Potter Listening Tour

When it comes to applying technology to improve their business, leaders of the Washington Missourian take a best of both worlds approach.

The twice-weekly paper in Eastern Missouri has pushed into nearly every new digital communication method — from a website to Twitter to Pinterest.

“If we don’t do it,” says Advertising Director Jeanine York, “somebody else will.”

Meanwhile, parent Missouri Publishing Company has also made major investments in commercial printing, moving into opportunities where other companies have moved out. Commercial printing accounts for about three-eighths of company revenues, says Bill Miller Jr., general manager.

But here, too, technology is making a major impact. “It’s always been about the equipment,” Miller says during a tour of his company’s press facility, which includes a high-tech 18-unit Goss Urbanite press.

Using technology to improve their business has always been part of the Miller family’s approach, three generations of whom have run the paper since 1937. The Missourian was the second paper in the state to move to offset printing in the early 1960s.

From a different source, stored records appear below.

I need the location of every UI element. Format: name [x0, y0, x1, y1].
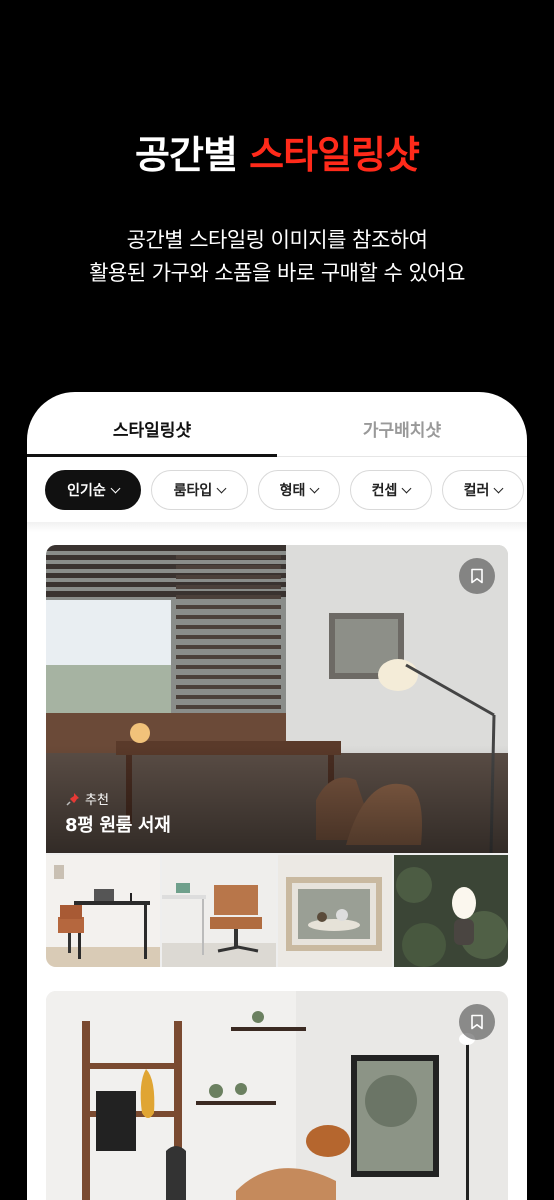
pin-icon [66, 792, 79, 806]
tab-furniture-layout-shot[interactable]: 가구배치샷 [277, 392, 527, 458]
hero-subtitle-line1: 공간별 스타일링 이미지를 참조하여 [126, 228, 428, 252]
chevron-down-icon [216, 483, 227, 493]
card-title: 8평 원룸 서재 [65, 815, 171, 836]
chevron-down-icon [493, 483, 504, 493]
filter-chip-label: 인기순 [67, 483, 106, 499]
tab-bar: 스타일링샷 가구배치샷 [27, 392, 527, 458]
hero-title-accent: 스타일링샷 [249, 133, 420, 177]
chevron-down-icon [309, 483, 320, 493]
chevron-down-icon [110, 483, 121, 493]
product-thumbnail[interactable] [162, 855, 276, 967]
phone-mockup: 스타일링샷 가구배치샷 인기순 룸타입 형태 컨셉 컬러 추천 8평 원룸 서재 [27, 392, 527, 1200]
hero-title: 공간별 스타일링샷 [0, 124, 554, 179]
bookmark-icon [471, 568, 483, 584]
filter-chip-label: 컬러 [463, 483, 490, 499]
filter-chip-label: 룸타입 [173, 483, 213, 499]
active-tab-indicator [27, 454, 277, 457]
filter-chip-concept[interactable]: 컨셉 [350, 470, 432, 510]
bookmark-icon [471, 1014, 483, 1030]
tab-styling-shot[interactable]: 스타일링샷 [27, 392, 277, 458]
product-thumbnail[interactable] [46, 855, 160, 967]
recommended-tag-label: 추천 [85, 793, 109, 808]
product-thumbnails [46, 855, 508, 967]
filter-chip-shape[interactable]: 형태 [258, 470, 340, 510]
room-photo [46, 991, 508, 1200]
filter-divider [27, 522, 527, 532]
hero-subtitle: 공간별 스타일링 이미지를 참조하여 활용된 가구와 소품을 바로 구매할 수 … [0, 224, 554, 290]
filter-chips: 인기순 룸타입 형태 컨셉 컬러 [45, 470, 527, 512]
bookmark-button[interactable] [459, 1004, 495, 1040]
recommended-tag: 추천 [66, 789, 109, 808]
styling-card[interactable] [46, 991, 508, 1200]
filter-chip-sort[interactable]: 인기순 [45, 470, 141, 510]
filter-chip-label: 형태 [279, 483, 306, 499]
chevron-down-icon [401, 483, 412, 493]
filter-chip-roomtype[interactable]: 룸타입 [151, 470, 248, 510]
bookmark-button[interactable] [459, 558, 495, 594]
hero-subtitle-line2: 활용된 가구와 소품을 바로 구매할 수 있어요 [89, 261, 465, 285]
filter-chip-label: 컨셉 [371, 483, 398, 499]
styling-card[interactable]: 추천 8평 원룸 서재 [46, 545, 508, 967]
hero-title-plain: 공간별 [135, 133, 250, 177]
product-thumbnail[interactable] [394, 855, 508, 967]
filter-chip-color[interactable]: 컬러 [442, 470, 524, 510]
product-thumbnail[interactable] [278, 855, 392, 967]
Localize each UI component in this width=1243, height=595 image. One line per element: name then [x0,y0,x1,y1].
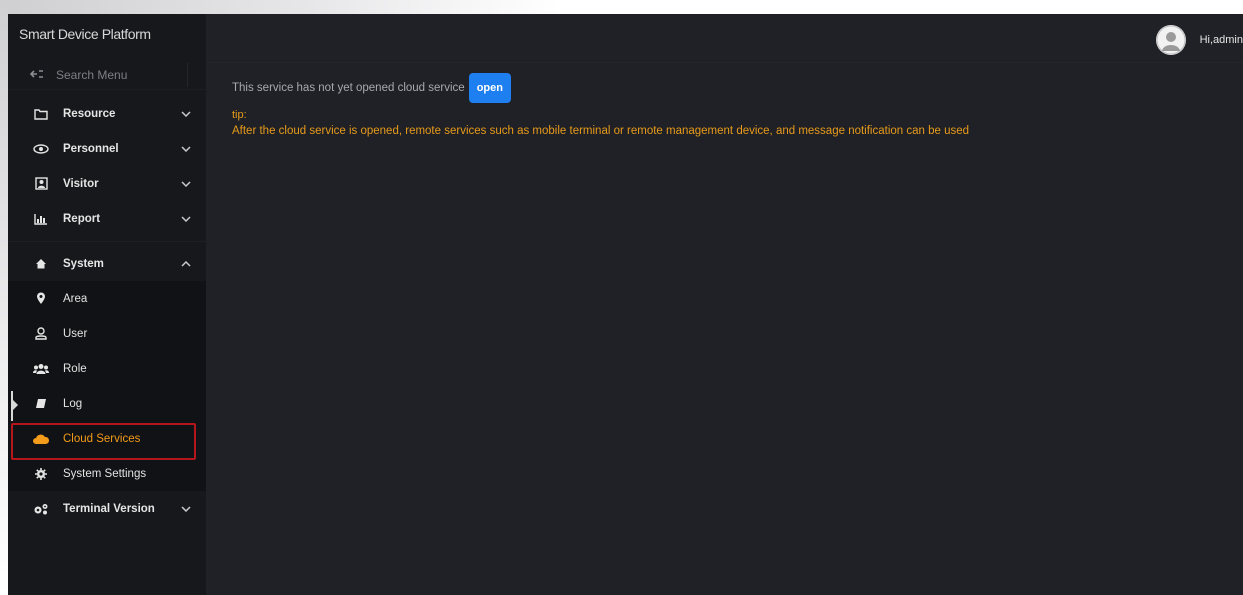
chevron-down-icon [179,180,193,187]
sidebar-item-report[interactable]: Report [8,201,206,236]
sidebar-item-terminal-version[interactable]: Terminal Version [8,491,206,526]
sidebar-item-label: Terminal Version [63,502,155,515]
gears-icon [30,503,52,515]
avatar[interactable] [1155,25,1186,55]
bar-chart-icon [30,213,52,225]
sidebar-item-label: Personnel [63,142,119,155]
sidebar-toggle-arrow-icon[interactable] [13,400,18,410]
users-icon [30,363,52,375]
open-button[interactable]: open [468,73,511,103]
sidebar-item-label: Visitor [63,177,99,190]
sidebar-item-label: Log [63,397,83,410]
user-icon [30,327,52,340]
sidebar-item-user[interactable]: User [8,316,206,351]
search-input[interactable]: Search Menu [56,68,127,82]
main-content: This service has not yet opened cloud se… [206,64,1243,595]
highlight-box [11,423,196,460]
sidebar-item-label: System [63,257,104,270]
sidebar-item-label: User [63,327,88,340]
sidebar-item-label: System Settings [63,467,147,480]
chevron-down-icon [179,110,193,117]
system-submenu: Area User Role Log Cloud Services System… [8,281,206,491]
notice-text: This service has not yet opened cloud se… [232,82,465,94]
sidebar-item-system[interactable]: System [8,246,206,281]
sidebar-item-label: Report [63,212,101,225]
divider [8,236,206,242]
sidebar-item-visitor[interactable]: Visitor [8,166,206,201]
chevron-down-icon [179,215,193,222]
user-menu[interactable]: Hi,admin [1155,25,1243,55]
eye-icon [30,143,52,154]
sidebar-item-personnel[interactable]: Personnel [8,131,206,166]
tip-text: After the cloud service is opened, remot… [232,125,970,137]
sidebar-item-label: Role [63,362,87,375]
chevron-up-icon [179,260,193,267]
cloud-service-notice: This service has not yet opened cloud se… [232,73,1243,103]
chevron-down-icon [179,145,193,152]
map-pin-icon [30,292,52,305]
sidebar-item-role[interactable]: Role [8,351,206,386]
sidebar-item-log[interactable]: Log [8,386,206,421]
folder-icon [30,108,52,120]
top-bar: Hi,admin [206,14,1243,63]
document-frame-left [0,0,8,595]
home-icon [30,258,52,269]
search-icon [29,68,44,82]
user-greeting[interactable]: Hi,admin [1200,34,1243,46]
search-menu[interactable]: Search Menu [8,60,206,90]
sidebar-item-resource[interactable]: Resource [8,96,206,131]
document-frame-top [0,0,1243,14]
sidebar-item-cloud-services[interactable]: Cloud Services [8,421,206,460]
chevron-down-icon [179,505,193,512]
visitor-icon [30,177,52,190]
gear-icon [30,467,52,480]
sidebar-item-system-settings[interactable]: System Settings [8,456,206,491]
sidebar: Smart Device Platform Search Menu Resour… [8,14,206,595]
sidebar-item-label: Resource [63,107,116,120]
app-window: Smart Device Platform Search Menu Resour… [8,14,1243,595]
tip-label: tip: [232,109,247,121]
sidebar-item-area[interactable]: Area [8,281,206,316]
log-icon [30,398,52,409]
app-title: Smart Device Platform [8,14,206,54]
sidebar-item-label: Area [63,292,88,305]
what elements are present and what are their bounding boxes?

Now Missourian staffers pore over a wide range of sources to find new and better ways of doing business. The original Potter Conference in October 2011, for example, provided a number of small techniques the company has adopted, says Miller. “I almost didn’t go,” he recalls, “but at the last minute I jumped in the car, and then I was blown away.”

He points to handouts that use Google Analytics to detail the Missourian’s digital audience. “You taught us that,” he tells me.

Combining digital and print audiences has helped the Missourian grow its share of the market, which includes more than 100,000 souls in Franklin County. The print and digital efforts together reach 92 percent of the market, according to a recent survey by the Donald W. Reynolds Journalism Institute.